Barak was born on September 16, 1936, in Kaunas, Lithuania and spent three years in the Kovno Ghetto following the Nazi occupation of his country. At the end of the war, his family wandered through Hungary, Austria, and Italy before finally settling in Rome for two years. In 1947, they received travel papers and immigrated to Palestine, and moved to Jerusalem.
He studied law, international relations, and economics at the Hebrew University of Jerusalem and obtained his Bachelor of Laws in 1958. Between 1958 and 1960, having been drafted into the Israeli Defense Forces, he served in the office of the Financial Advisor to the Chief of Staff. Upon his discharge, he returned to the Hebrew University, where he completed his doctoral dissertation with distinction in 1963.
In 1968, Barak was appointed Associate Professor of Law at Hebrew University, and by 1974 he had become the Dean of the Faculty of Law.
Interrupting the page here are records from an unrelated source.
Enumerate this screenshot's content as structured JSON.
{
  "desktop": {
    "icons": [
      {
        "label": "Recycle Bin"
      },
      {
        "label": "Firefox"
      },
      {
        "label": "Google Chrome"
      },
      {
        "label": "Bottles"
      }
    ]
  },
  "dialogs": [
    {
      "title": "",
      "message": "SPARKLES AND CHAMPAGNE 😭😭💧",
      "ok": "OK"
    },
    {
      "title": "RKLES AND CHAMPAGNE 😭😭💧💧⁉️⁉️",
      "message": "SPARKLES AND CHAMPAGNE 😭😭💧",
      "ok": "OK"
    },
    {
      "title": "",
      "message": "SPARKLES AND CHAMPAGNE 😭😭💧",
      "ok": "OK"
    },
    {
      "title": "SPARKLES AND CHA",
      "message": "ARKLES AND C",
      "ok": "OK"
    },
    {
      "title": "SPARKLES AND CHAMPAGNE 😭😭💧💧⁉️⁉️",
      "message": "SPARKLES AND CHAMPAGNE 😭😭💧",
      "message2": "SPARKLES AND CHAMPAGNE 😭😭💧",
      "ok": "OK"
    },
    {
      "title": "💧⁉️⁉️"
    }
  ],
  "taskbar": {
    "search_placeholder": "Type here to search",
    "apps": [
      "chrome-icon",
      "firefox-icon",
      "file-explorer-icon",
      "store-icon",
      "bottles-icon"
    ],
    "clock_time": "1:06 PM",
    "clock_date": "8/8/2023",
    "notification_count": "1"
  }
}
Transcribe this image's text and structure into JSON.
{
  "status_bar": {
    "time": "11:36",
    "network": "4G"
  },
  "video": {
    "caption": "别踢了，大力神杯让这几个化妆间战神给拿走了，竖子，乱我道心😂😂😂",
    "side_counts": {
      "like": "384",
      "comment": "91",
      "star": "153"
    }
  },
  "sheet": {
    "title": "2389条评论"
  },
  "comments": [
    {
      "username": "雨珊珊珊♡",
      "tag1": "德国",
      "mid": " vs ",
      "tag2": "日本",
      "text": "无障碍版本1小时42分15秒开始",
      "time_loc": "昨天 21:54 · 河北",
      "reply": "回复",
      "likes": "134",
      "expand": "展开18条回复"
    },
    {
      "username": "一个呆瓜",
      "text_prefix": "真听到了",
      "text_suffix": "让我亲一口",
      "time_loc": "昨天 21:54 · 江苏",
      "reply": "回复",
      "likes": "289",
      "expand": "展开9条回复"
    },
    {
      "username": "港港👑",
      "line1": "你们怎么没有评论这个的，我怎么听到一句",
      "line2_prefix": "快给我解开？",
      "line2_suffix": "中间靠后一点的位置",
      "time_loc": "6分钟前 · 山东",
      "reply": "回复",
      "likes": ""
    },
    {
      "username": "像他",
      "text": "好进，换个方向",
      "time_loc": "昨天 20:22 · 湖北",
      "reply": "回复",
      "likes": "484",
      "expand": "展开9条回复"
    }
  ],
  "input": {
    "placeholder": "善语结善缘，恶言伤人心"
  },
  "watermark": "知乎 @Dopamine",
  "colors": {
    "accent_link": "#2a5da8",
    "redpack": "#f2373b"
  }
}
The prior year he was awarded the Kaplan Prize for excellence in science and research, and in 1975, he was awarded the Israel Prize for his contributions to Israeli society in the legal sciences.
From 1975 to 1978, Barak served as Attorney General of Israel, and in 1978, he was appointed to sit as a justice on the Israeli Supreme Court. In 1993, Barak was appointed Deputy President of the Supreme Court, and he assumed the presidency in 1995, a position he held until 2006, when he retired due to age constraints.
In 2023, the government of Benjamin Netanyahu pursued several controversial legal reforms that were directed in part at the activist judicial approach introduced by Barak. Moshe Koppel and Eugene Kontorovich explained one reason for the proposed reforms was the “unchecked power” they say the Court assumed in the early 1990s when Barak “announced that even in the absence of a constitution, the Court could invalidate legislation and block government actions with which it disagreed…Barak retroactively declared Israel’s Basic Laws to be a functional constitution and began striking down laws on that basis.”
In 2005, Barak was voted the 39th-greatest Israeli of all time in an online poll conducted by the Israeli newspaper Yediot Ahronoth.